The girl shook her head, and her eyes were troubled.

“I—I kind of wish you hadn’t,” she said gently.

“Euralian?” The man’s eyes widened. “It not matter nothing,” he said, with a shrug. “So I get him skin an’ him ivory for white boss, Kid. I kill all thing. Yes.”


The two men were standing on a gravel foreshore. It was the foreshore of a well-nigh dried out creek which in more abundant season was wont to flow turbulently into the greater stream of the Caribou. It was an almost hidden creek, for there existed no apparent inlet to the bigger river, except at such times as the spring freshet translated it into a surge of flood water. Now, in the late fall, there was scarcely water enough in its bed to do more than moisten the soles of a man’s moccasins, and, at the junction with Caribou, there was scarcely an indentation in the latter’s banks to mark its course.

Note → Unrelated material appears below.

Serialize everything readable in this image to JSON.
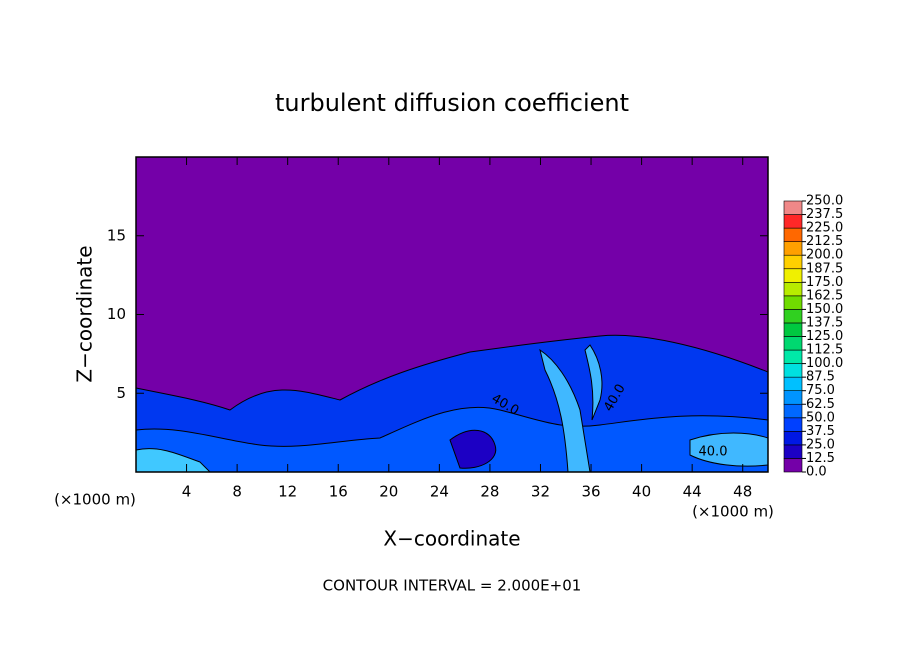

But a mile and more to the north it was quite different. Here the creek was sharply marked between high, wide, barren shoulders that gave its course a breadth of something little less than a quarter of a mile. And its whole bed was a curious, copper-hued gravel which every gold man recognises as the precious “pay-dirt,” in pursuit of which he spends his life.

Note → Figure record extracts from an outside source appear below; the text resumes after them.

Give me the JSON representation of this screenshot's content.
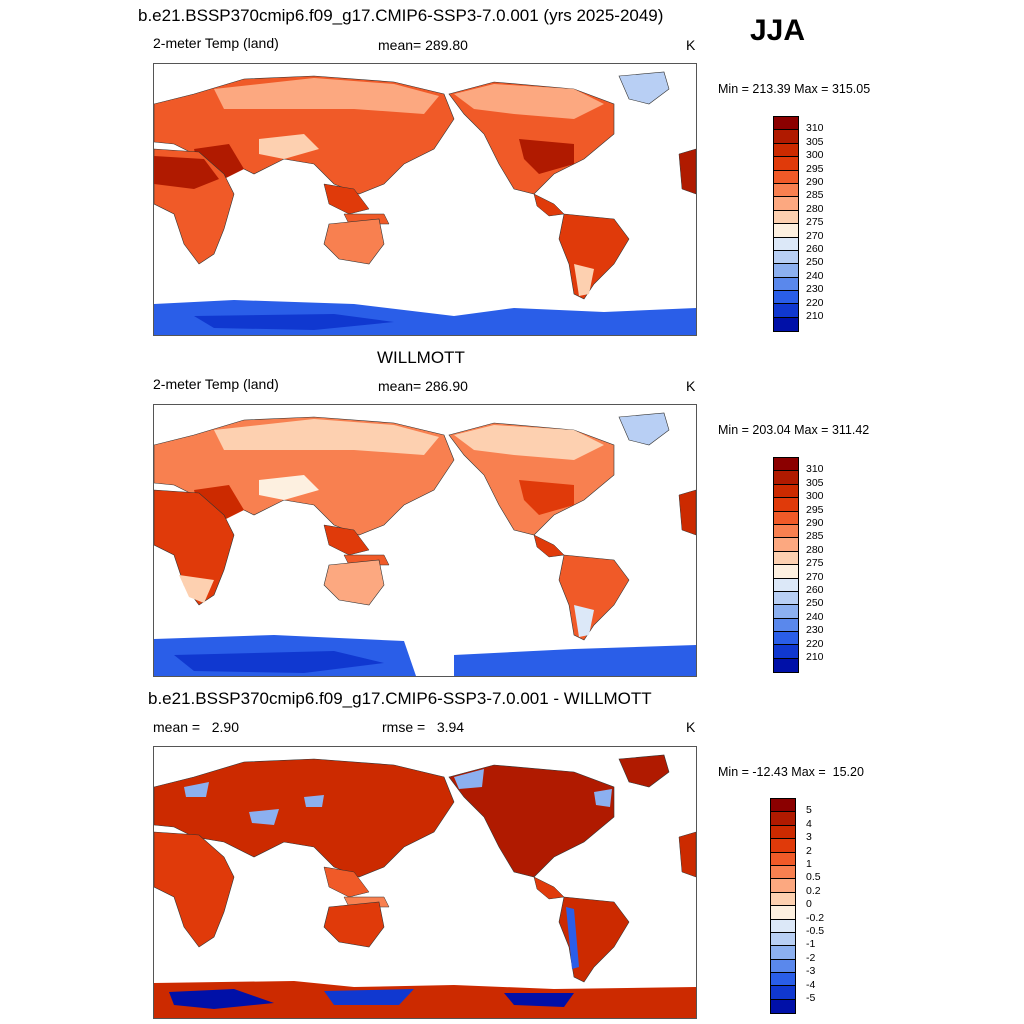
{
  "season": "JJA",
  "panels": [
    {
      "title": "b.e21.BSSP370cmip6.f09_g17.CMIP6-SSP3-7.0.001 (yrs 2025-2049)",
      "left": "2-meter Temp (land)",
      "center": "mean= 289.80",
      "units": "K",
      "minmax": "Min = 213.39 Max = 315.05",
      "colorbar": {
        "labels": [
          "310",
          "305",
          "300",
          "295",
          "290",
          "285",
          "280",
          "275",
          "270",
          "260",
          "250",
          "240",
          "230",
          "220",
          "210"
        ],
        "colors": [
          "#8b0000",
          "#b01a00",
          "#cc2a00",
          "#e03a0a",
          "#f05a28",
          "#f88050",
          "#fca880",
          "#fdd0b0",
          "#fdf0e0",
          "#dce8f8",
          "#b8cff4",
          "#8cb0f0",
          "#5a88ec",
          "#2a5ee8",
          "#1038d0",
          "#0010a8"
        ]
      }
    },
    {
      "title": "WILLMOTT",
      "left": "2-meter Temp (land)",
      "center": "mean= 286.90",
      "units": "K",
      "minmax": "Min = 203.04 Max = 311.42",
      "colorbar": {
        "labels": [
          "310",
          "305",
          "300",
          "295",
          "290",
          "285",
          "280",
          "275",
          "270",
          "260",
          "250",
          "240",
          "230",
          "220",
          "210"
        ],
        "colors": [
          "#8b0000",
          "#b01a00",
          "#cc2a00",
          "#e03a0a",
          "#f05a28",
          "#f88050",
          "#fca880",
          "#fdd0b0",
          "#fdf0e0",
          "#dce8f8",
          "#b8cff4",
          "#8cb0f0",
          "#5a88ec",
          "#2a5ee8",
          "#1038d0",
          "#0010a8"
        ]
      }
    },
    {
      "title": "b.e21.BSSP370cmip6.f09_g17.CMIP6-SSP3-7.0.001 - WILLMOTT",
      "left": "mean =   2.90",
      "center": "rmse =   3.94",
      "units": "K",
      "minmax": "Min = -12.43 Max =  15.20",
      "colorbar": {
        "labels": [
          "5",
          "4",
          "3",
          "2",
          "1",
          "0.5",
          "0.2",
          "0",
          "-0.2",
          "-0.5",
          "-1",
          "-2",
          "-3",
          "-4",
          "-5"
        ],
        "colors": [
          "#8b0000",
          "#b01a00",
          "#cc2a00",
          "#e03a0a",
          "#f05a28",
          "#f88050",
          "#fca880",
          "#fdd0b0",
          "#fdf0e0",
          "#dce8f8",
          "#b8cff4",
          "#8cb0f0",
          "#5a88ec",
          "#2a5ee8",
          "#1038d0",
          "#0010a8"
        ]
      }
    }
  ]
}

Bill Wilder and Chilcoot were moving slowly over this loose gravel gazing searchingly at the higher ground which enclosed the deepening cutting. For the moment they had no concern for the stuff they were treading under foot. They were looking for signs and landmarks which they had already learned by heart from minute descriptions.

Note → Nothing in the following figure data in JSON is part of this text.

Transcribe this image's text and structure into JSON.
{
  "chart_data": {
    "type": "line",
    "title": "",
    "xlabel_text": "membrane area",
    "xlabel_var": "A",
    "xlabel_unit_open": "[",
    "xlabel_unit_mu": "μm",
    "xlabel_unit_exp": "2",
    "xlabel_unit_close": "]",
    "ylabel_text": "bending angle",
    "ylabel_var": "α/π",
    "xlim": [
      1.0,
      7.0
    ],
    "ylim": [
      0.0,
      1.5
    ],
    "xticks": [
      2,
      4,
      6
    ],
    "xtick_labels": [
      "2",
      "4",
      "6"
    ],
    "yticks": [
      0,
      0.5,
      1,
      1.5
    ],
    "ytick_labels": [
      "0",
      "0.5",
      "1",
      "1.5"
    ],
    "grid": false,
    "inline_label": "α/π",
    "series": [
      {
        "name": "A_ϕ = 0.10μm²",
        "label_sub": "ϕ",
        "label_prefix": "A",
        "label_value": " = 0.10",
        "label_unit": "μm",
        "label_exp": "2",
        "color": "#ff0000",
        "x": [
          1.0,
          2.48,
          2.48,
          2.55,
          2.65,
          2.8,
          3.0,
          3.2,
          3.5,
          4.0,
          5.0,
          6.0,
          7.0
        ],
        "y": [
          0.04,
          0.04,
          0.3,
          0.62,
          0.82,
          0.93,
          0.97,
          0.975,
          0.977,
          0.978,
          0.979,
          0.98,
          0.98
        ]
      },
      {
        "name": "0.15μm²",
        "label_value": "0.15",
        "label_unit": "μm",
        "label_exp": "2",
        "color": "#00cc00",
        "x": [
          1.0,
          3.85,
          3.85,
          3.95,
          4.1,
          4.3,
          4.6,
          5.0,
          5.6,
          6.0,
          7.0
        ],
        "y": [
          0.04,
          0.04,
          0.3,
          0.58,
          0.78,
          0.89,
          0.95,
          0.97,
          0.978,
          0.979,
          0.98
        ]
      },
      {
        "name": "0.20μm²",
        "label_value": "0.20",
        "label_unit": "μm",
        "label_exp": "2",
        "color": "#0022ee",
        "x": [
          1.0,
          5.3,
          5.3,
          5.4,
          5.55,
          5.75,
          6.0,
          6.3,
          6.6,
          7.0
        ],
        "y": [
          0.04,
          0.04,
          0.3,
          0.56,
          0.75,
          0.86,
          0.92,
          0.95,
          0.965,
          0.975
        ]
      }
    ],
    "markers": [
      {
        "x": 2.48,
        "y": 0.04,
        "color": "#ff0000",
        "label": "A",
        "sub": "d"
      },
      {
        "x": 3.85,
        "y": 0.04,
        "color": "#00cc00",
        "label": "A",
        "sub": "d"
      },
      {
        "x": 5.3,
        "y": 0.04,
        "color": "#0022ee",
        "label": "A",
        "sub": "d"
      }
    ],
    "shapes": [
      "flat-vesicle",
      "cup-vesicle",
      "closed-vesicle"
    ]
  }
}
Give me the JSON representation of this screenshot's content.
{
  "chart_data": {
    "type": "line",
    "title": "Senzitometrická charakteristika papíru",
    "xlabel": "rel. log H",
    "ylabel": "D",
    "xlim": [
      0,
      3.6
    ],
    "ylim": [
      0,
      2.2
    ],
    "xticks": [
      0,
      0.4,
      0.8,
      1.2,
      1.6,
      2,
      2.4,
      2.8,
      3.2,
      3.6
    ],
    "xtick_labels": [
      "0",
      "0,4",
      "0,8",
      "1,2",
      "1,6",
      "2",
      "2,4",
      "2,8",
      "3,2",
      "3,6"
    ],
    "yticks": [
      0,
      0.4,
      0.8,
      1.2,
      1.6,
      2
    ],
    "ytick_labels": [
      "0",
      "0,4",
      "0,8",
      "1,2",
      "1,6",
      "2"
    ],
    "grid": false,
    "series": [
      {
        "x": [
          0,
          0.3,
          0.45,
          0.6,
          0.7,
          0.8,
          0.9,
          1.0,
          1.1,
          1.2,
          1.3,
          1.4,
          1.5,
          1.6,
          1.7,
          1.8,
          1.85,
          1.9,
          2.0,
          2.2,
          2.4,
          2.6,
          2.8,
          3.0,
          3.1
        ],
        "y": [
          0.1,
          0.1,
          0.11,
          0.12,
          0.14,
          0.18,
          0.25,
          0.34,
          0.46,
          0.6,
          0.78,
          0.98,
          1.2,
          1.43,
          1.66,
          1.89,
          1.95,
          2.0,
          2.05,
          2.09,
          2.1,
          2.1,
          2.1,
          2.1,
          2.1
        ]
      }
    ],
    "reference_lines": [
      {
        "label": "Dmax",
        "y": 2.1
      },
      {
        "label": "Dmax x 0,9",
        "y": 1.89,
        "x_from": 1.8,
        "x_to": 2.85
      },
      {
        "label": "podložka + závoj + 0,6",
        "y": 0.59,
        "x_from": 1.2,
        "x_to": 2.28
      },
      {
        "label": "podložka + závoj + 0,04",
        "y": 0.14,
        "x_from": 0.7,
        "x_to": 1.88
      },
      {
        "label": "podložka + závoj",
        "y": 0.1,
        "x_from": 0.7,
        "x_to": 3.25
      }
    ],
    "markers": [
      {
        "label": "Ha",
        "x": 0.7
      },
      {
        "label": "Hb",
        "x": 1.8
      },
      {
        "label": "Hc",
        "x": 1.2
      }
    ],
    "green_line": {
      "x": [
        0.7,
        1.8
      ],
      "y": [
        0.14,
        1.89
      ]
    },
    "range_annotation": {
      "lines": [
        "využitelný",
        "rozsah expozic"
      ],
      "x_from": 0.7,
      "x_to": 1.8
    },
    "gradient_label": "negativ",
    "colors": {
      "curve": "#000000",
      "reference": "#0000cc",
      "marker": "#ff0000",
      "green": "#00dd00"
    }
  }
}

With every furlong they explored the encompassing walls rose steadily higher, and grew ever more and more rugged. Their formation was rapidly changing. The rock walls were cut with sharp facets and riven in a hundred directions. There was no foliage anywhere. The cliffs were bald and not a yard of the wide pay-dirt bottom yielded a scrag of grass, or a single Arctic flower. It looked as if Nature had refused one atom of fertility to the soil in which she had chosen to bestow her treasure.

It was nearly noon when the explorers’ investigations were first interrupted. And the interruption came at a low headland where the whole course of the ravine swung away in an easterly direction, which looked to carry it in an exact parallel with the upper waters of the Caribou.

Chilcoot was on the lead at the bend and he came to a standstill, and flung out an arm pointing.